Four people have been jailed for their part in a criminal operation set up by a furniture company to target disabled and older people, many of whom were pressured for hours into buying substandard chairs and beds they did not want and did not need.
Life Comfort Products Ltd in Peterborough employed “very aggressive and misleading practices” to secure sales of rise-and-recline chairs and electric adjustable beds, said trading standards.
The company targeted parts of the country with higher proportions of disabled residents, and homes where their canvassing staff saw ramps and grab rails outside the property.
Sales representatives then subjected individuals to high-pressure demonstrations lasting up to three hours.
Seven directors and staff of the company were sentenced at Cambridge Crown Court last week after pleading guilty to breaches of consumer protection laws, while the company itself also pleaded guilty through its lawyer, with a sentence to be imposed later this year.
The sentences followed an 18-month investigation by Cambridgeshire and Peterborough Trading Standards, with support from the National Trading Standards Tri Region investigation team.
Peterborough Crown Court had heard from the council’s lawyer at an earlier hearing how Life Comfort Products “knowingly adopted criminally high-pressure sales techniques as a core business strategy for their own financial gain”.
The company pretended that its products were “bespoke” pieces of furniture that had been manufactured at its factory in Peterborough, when in fact they had been made by another company.
The chairs and beds were sold with a considerable mark-up, with customers misled about the true price of the products and then refused requests for refunds, while the company dealt with complaints “aggressively”.
The aim, the court had heard, was “to maximise profits at all costs and with little or no regard to the feelings, circumstances and rights” of the people targeted.
The court had heard how the company used “aggressive and overly persistent” canvassing techniques, with its staff often ignoring clear requests to leave or stop.
Independent reports showed some of the chairs were not fit for purpose, had not been made to the individual’s measurements, and had manufacturing defects.
The chairs had been purchased for £550 and then offered at a price of £3,500.
One woman described how her 92-year-old grandmother, who has dementia, repeatedly told a telephone canvasser that she did not want a reclining chair, but the canvasser continued with the call until her granddaughter intervened.
Despite her intervention, a member of the company’s staff still visited her grandmother two days later to provide a demonstration.
Another customer, a woman with arthritis, tried to complain about the bed she had been sold, but was warned that “things could get very unpleasant” for her if she refused to pay for it.
A third customer, who had bought a bed that was supposedly “made to measure”, was left unable to walk around her bedroom and open a chest of drawers because the bed was too big for the room.

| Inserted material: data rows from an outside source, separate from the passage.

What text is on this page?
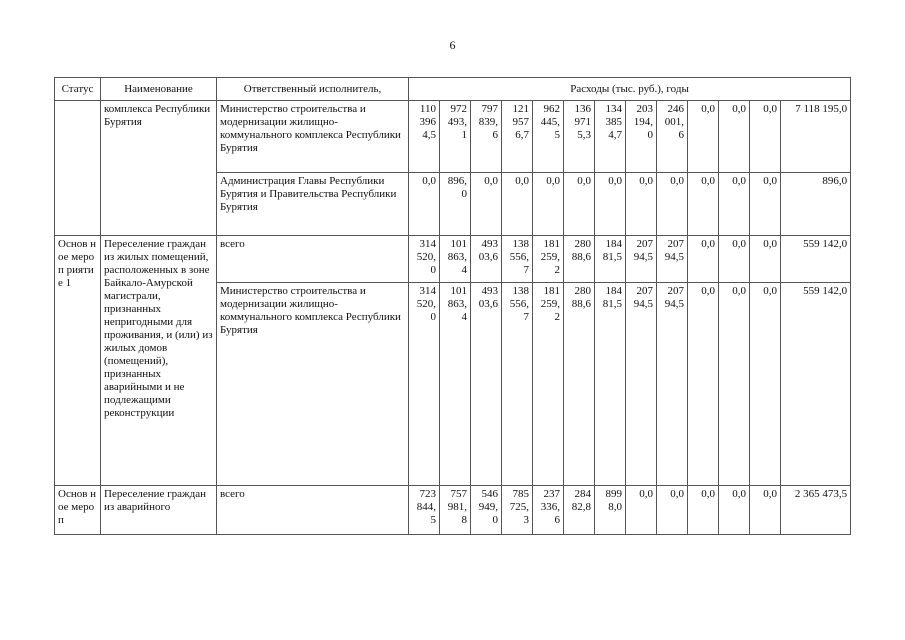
6
Статус	Наименование	Ответственный исполнитель,	Расходы (тыс. руб.), годы												
	комплекса Республики Бурятия	Министерство строительства и модернизации жилищно-коммунального комплекса Республики Бурятия	110 396 4,5	972 493, 1	797 839, 6	121 957 6,7	962 445, 5	136 971 5,3	134 385 4,7	203 194, 0	246 001, 6	0,0	0,0	0,0	7 118 195,0
		Администрация Главы Республики Бурятия и Правительства Республики Бурятия	0,0	896, 0	0,0	0,0	0,0	0,0	0,0	0,0	0,0	0,0	0,0	0,0	896,0
Основ ное мероп риятие 1	Переселение граждан из жилых помещений, расположенных в зоне Байкало-Амурской магистрали, признанных непригодными для проживания, и (или) из жилых домов (помещений), признанных аварийными и не подлежащими реконструкции	всего	314 520, 0	101 863, 4	493 03,6	138 556, 7	181 259, 2	280 88,6	184 81,5	207 94,5	207 94,5	0,0	0,0	0,0	559 142,0
		Министерство строительства и модернизации жилищно-коммунального комплекса Республики Бурятия	314 520, 0	101 863, 4	493 03,6	138 556, 7	181 259, 2	280 88,6	184 81,5	207 94,5	207 94,5	0,0	0,0	0,0	559 142,0
Основ ное мероп	Переселение граждан из аварийного	всего	723 844, 5	757 981, 8	546 949, 0	785 725, 3	237 336, 6	284 82,8	899 8,0	0,0	0,0	0,0	0,0	0,0	2 365 473,5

When she tried to complain, she was threatened with legal action.
Citizens Advice received hundreds of complaints about the “aggressive and misleading” behaviour of the company’s staff on the doorsteps of homes across England.
Victims later described how the incidents had left them “shocked and distressed”, questioning their ability to live independently, and feeling “embarrassed, ashamed and humiliated”.
Peter Gell, head of regulatory services for Cambridgeshire and Peterborough Trading Standards, said: “These sentences reflect the seriousness of the offence and that this company was using very aggressive sales techniques against victims, many of whom were targeted because they were vulnerable.”
Lord [Toby] Harris, chair of National Trading Standards, said: “These criminals deliberately targeted neighbourhoods in ‘No Cold Calling Zones’ so they could prey on homeowners in more vulnerable situations, such as people with a disability or older people.
“They were aggressive on the doorstep and pressurised victims to buy products they did not want or need.”
Among those sentenced were company directors Geoffrey Bernard Turner, 64, and Jacqueline Turner, 60, both of Hall Lane, Werrington, Peterborough, who were sentenced to 12 months and nine months in prison respectively.
Sales manager David Turner, 62, of Swan Close, Spalding, was jailed for nine months, while national marketing manager Tim Clark, 43, of High Road, Wisbech, was sentenced to six months in prison.
Three sales demonstrators – Joel Henry, 54, of Furniss Close, Daventry; Ben Donohoe, 59, of Cogging Close, Newark; and David Perrow, 62, of Newick Road, Westvale, Liverpool – received suspended sentences, and were ordered to carry out rehabilitation activity, while Henry and Donohoe will each have to carry out 200 hours of unpaid work.
All seven were given five-year criminal behaviour orders.
A number of other canvassers and product demonstrators working for Life Comfort Products had earlier accepted cautions.